Les oligarques russes payent pour se déguiser en clochards

ClochardimpotC’est bien connu, rien n’arrête le progrès, même pas les rigueurs du froid. Saturés voire blasés par le faste quotidien, les milliardaires russes se paient aujourd’hui des plaisirs plus « subtiles » : se produisant sur scène, cherchant les traces d’Alexandre le Grand en Afghanistan ou se déguisant en musiciens de rue en Italie.

Certains vont même à payer pour se déguiser en pauvres. Lénine s’en retournerait dans son mausolée …

S’asperger de champagne à plus de 500 € la bouteille en se poursuivant autour de la piscine d’une plage privée sur la Côte d’Azur ne les amuse plus. Pas plus que louer le restaurant d’altitude d’une station de ski réputée pour y fêter un anniversaire au beau milieu de la nuit. Face à la dure adversité d’une vie si monotone, certains milliardaires russes, véritables « damnés de la fête » dépensent de petites fortunes pour une montée d’adrénaline car ils recherchent, confie l’un d’eux, « quelque chose qui va les exciter ».

Fin psychologue (c’était son premier métier), Sergueï Kniazev a compris le parti qu’il pouvait tirer de la situation en créant à Moscou le « Club ludique », à mi-chemin entre l’agence de voyages et le club de loisirs. Son officine propose du cousu main à ces golden boys en recherche de sensations nouvelles.

Ses clients (des dizaines), n’hésitent pas à dépenser 10 000 $ pour « jouer » au serveur de bistrot, au chauffeur de taxi, voire au contrôleur de bus. D’autres choisissent de déserter le confort cossu des palaces dorés pour quelques nuits à la dure dans des villages de montagne afghans, au royaume des talibans pour la modique somme de 25 000 $.

Alexandre Sorokine, président de la société «Planète Bowling», aime quant à lui fêter son anniversaire à 200 km/h sur sa moto. Mais pour son prochain anniversaire, il veut marcher sur les pas de Gengis Khan dans le désert de Gobi, à cheval, comme ses collègues. «Le luxe ce n’est pas un feu de diamants, mais des moments inoubliables qu’on vit», résume-t-il.

Évacuer le stress en sautant à l’élastique ou en s’engageant comme matelot à bord d’un navire est devenu trop banal, raconte pour sa part Mikhaïl Gorchikhine, directeur de la Russian Event Company. Et payer un demi-million de dollars pour faire atterrir un avion avec 150 invités dans un endroit inconnu où les attend une fête ne frappe plus, poursuit-il.

Pour avoir des sensations plus fortes, les riches préfèrent se déguiser en pauvres, jouer à la guerre ou faire un tour coûteux à leurs proches.
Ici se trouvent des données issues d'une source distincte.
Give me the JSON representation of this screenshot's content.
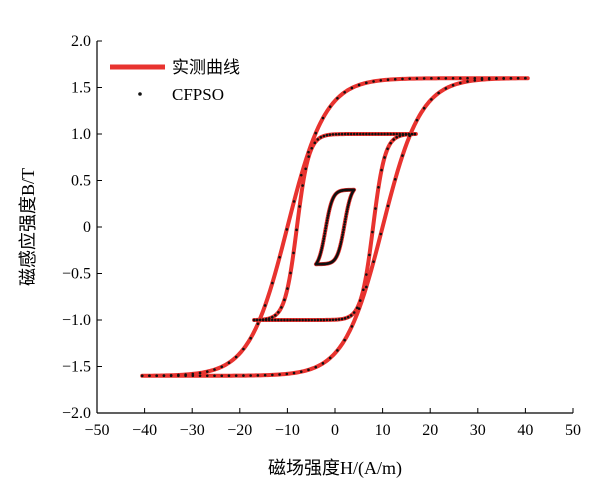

Hommes d’affaires, députés, hauts fonctionnaires et leurs femmes dépensent jusqu’à 10 000 dollars par personne pour passer une nuit à Moscou comme serveur, chauffeur de taxi, clochard ou prostituée, raconte Sergueï Kniazev, président du Club ludique.

Organisés dans une discrétion absolue mais à grand renfort de moyens pour assurer la sécurité et doter les protagonistes d’une apparence crédible, «ces jeux sont toujours très sollicités», dit-il. Le fin du fin consiste à enfiler des oripeaux de clochard pour déambuler dans le quartier de la gare centrale à Moscou, véritable Cour des miracles.

La nouveauté du moment: «nos clients veulent maintenant s’amuser en Europe», confie M. Kniazev. Des dizaines de clients aisés de son Club ludique ont rôdé «déguisés en clochards à Paris, en musiciens de rue à Venise ou sont montés comme contrôleur dans un bus de ligne à Genève», raconte-t-il, ajoutant que «ces personnes ne veulent surtout pas dévoiler leur identité». Pas de problème toutefois pour s’acquitter de la facture : 10 à 20 000 $ la journée.

«Les uns cherchent à évacuer le stress, d’autres fuient une vie totalement prévisible», explique M. Kniazev. Une dizaine de dirigeants du secteur immobilier, des habitués d’hôtels de luxe, ont payé 25.000 euros chacun pour dormir dans des villages de montagne en Afghanistan où ils cherchaient «les traces d’Alexandre de Macédoine», raconte Alexeï Vantchougov qui dirige la compagnie de loisir RBA Promo Holding. «Ces gens ne veulent pas exhiber leur fortune, ils préfèrent les plaisirs intellectuels», explique-t-il. J’espère que les vous comprendrez, voire compatirez …

Édouard, 38 ans, directeur d’une société immobilière, et son ami Gueorgui, 45 ans, ont voulu «jouer» Napoléon lors de reconstitutions avec des soldats miniatures dans des locaux du ministère de la Défense à Moscou, stratèges militaires et plans de bataille à l’appui. Le premier «Napoléon», inversant le cours de l’histoire, a gagné Waterloo, le second a perdu la bataille de Borodino (Russie) comme le vrai empereur en 1812. Chacun pour la bagatelle de 40 000 dollars la campagne.

D’autres trouvent que faire un tour à ses proches est plus branché. Une cliente du Club ludique a ainsi voulu faire plaisir à son mari, épris d’une star de la télévision russe. Le jour de son anniversaire, l’époux se fait «engager par hasard» dans un «tournage» où il «joue» avec son actrice favorite. En pleine séquence où il embrasse la star, le moteur s’arrête pour laisser sa femme lui souhaiter joyeux anniversaire.